Introduction

mari tang
3 min readNov 30, 2020

There is a therapy-esque practice that my friend J keeps mentioning to me. I don’t know the specific name of it, but it is a form of meditation wherein you go to see an appropriate person, and tell them the story of your whole life, from start to finish, and do it again and again over time. It may only be my perception of it, but it seems interesting to think about how that story changes over time- the past is not just fixed, but changes as we observe it. It changes as we change.

I’ve been thinking about the past lately. Today I listened to Incinerate for one of the first times since I was really grieving / processing feelings about my last relationship. At the time, I was feeling really bad. My life was starting to turn around, and I was learning how to code, but I would retreat to a room at various times during the day, listen to Sonic Youth, and cry.
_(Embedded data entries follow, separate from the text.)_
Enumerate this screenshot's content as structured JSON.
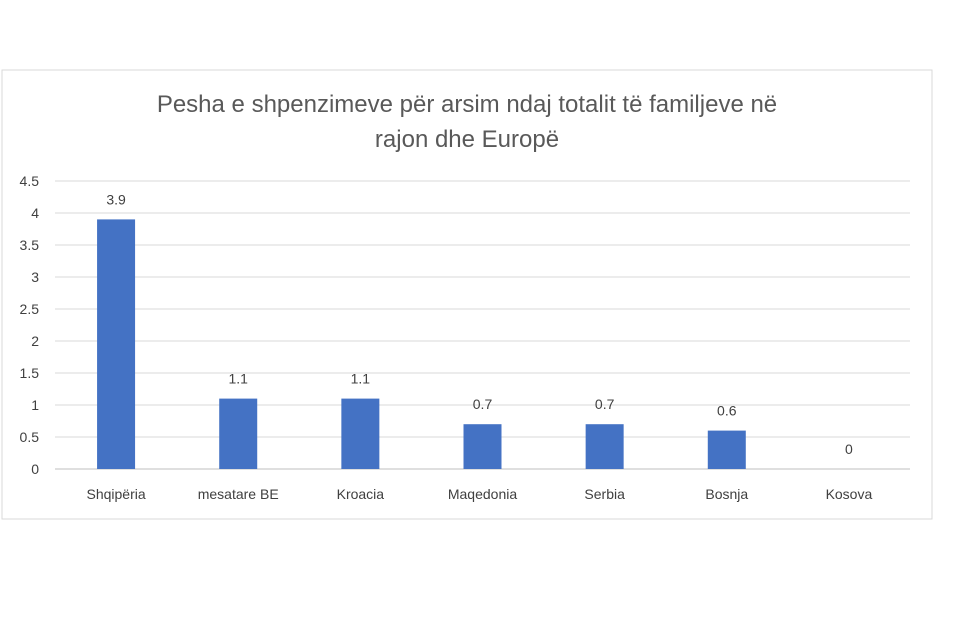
{
  "chart_data": {
    "type": "bar",
    "title": [
      "Pesha e shpenzimeve për arsim ndaj totalit të familjeve në",
      "rajon dhe Europë"
    ],
    "categories": [
      "Shqipëria",
      "mesatare BE",
      "Kroacia",
      "Maqedonia",
      "Serbia",
      "Bosnja",
      "Kosova"
    ],
    "values": [
      3.9,
      1.1,
      1.1,
      0.7,
      0.7,
      0.6,
      0
    ],
    "data_labels": [
      "3.9",
      "1.1",
      "1.1",
      "0.7",
      "0.7",
      "0.6",
      "0"
    ],
    "y_ticks": [
      "0",
      "0.5",
      "1",
      "1.5",
      "2",
      "2.5",
      "3",
      "3.5",
      "4",
      "4.5"
    ],
    "ylim": [
      0,
      4.5
    ],
    "grid": true,
    "legend": "none",
    "bar_color": "#4472C4"
  }
}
It got so bad that I cooked and put together a gift in an ill-advised attempt to contact my ex, and was told never to even think about trying to do so again.

What I felt was a certain amount of pain, desperation, and sadness about painful things that I had experienced during the relationship- unresolved wishes, desperate nights, the constant suffering that I saw up close and could not fix. What I felt while laying on a couch in “the Fishbowl”, next to the ping pong table, and listening to Thurston Moore sing about being blasted away in a fiery haze by his emotions was the echo of that first pain- the one that I could not always feel at the time, but brought itself into sharp relief as time and distance made it possible to finally know what had happened.

What I feel tonight is the echo of that echo. The memory of finding my partner with bloodied wrists every few nights is farther away than the memory of the panic and horror I felt in my hallway a year later. Whatever caused me to stare into the ceiling at Codesmith is distant now. The direct memory of being there, being in the interminable series of waiting rooms, psych wards, car rides, sliding scale therapy offices, of apartments of friends and colleagues- it’s not something I can reach out and feel any more. All that’s left is the knowledge that it was there, and the second-order reflections that were experienced on my own. I remember how it felt to be on a balcony in Santorini, crying to Back On the Chain Gang. I remember how it felt to be sad in Athens, and somehow these things have overtaken my direct memories of pain.

When we’d finally parted ways and when they’d made it clear that I wasn’t a part of their life any more, I knew that the day would come that I wouldn’t even be able to hold on to the pain. I can look at the photos now without panicking, but it means that something has also been lost.

The choice I had at the time was to change or to die. What came out on the other side of that choice was a little bit of both.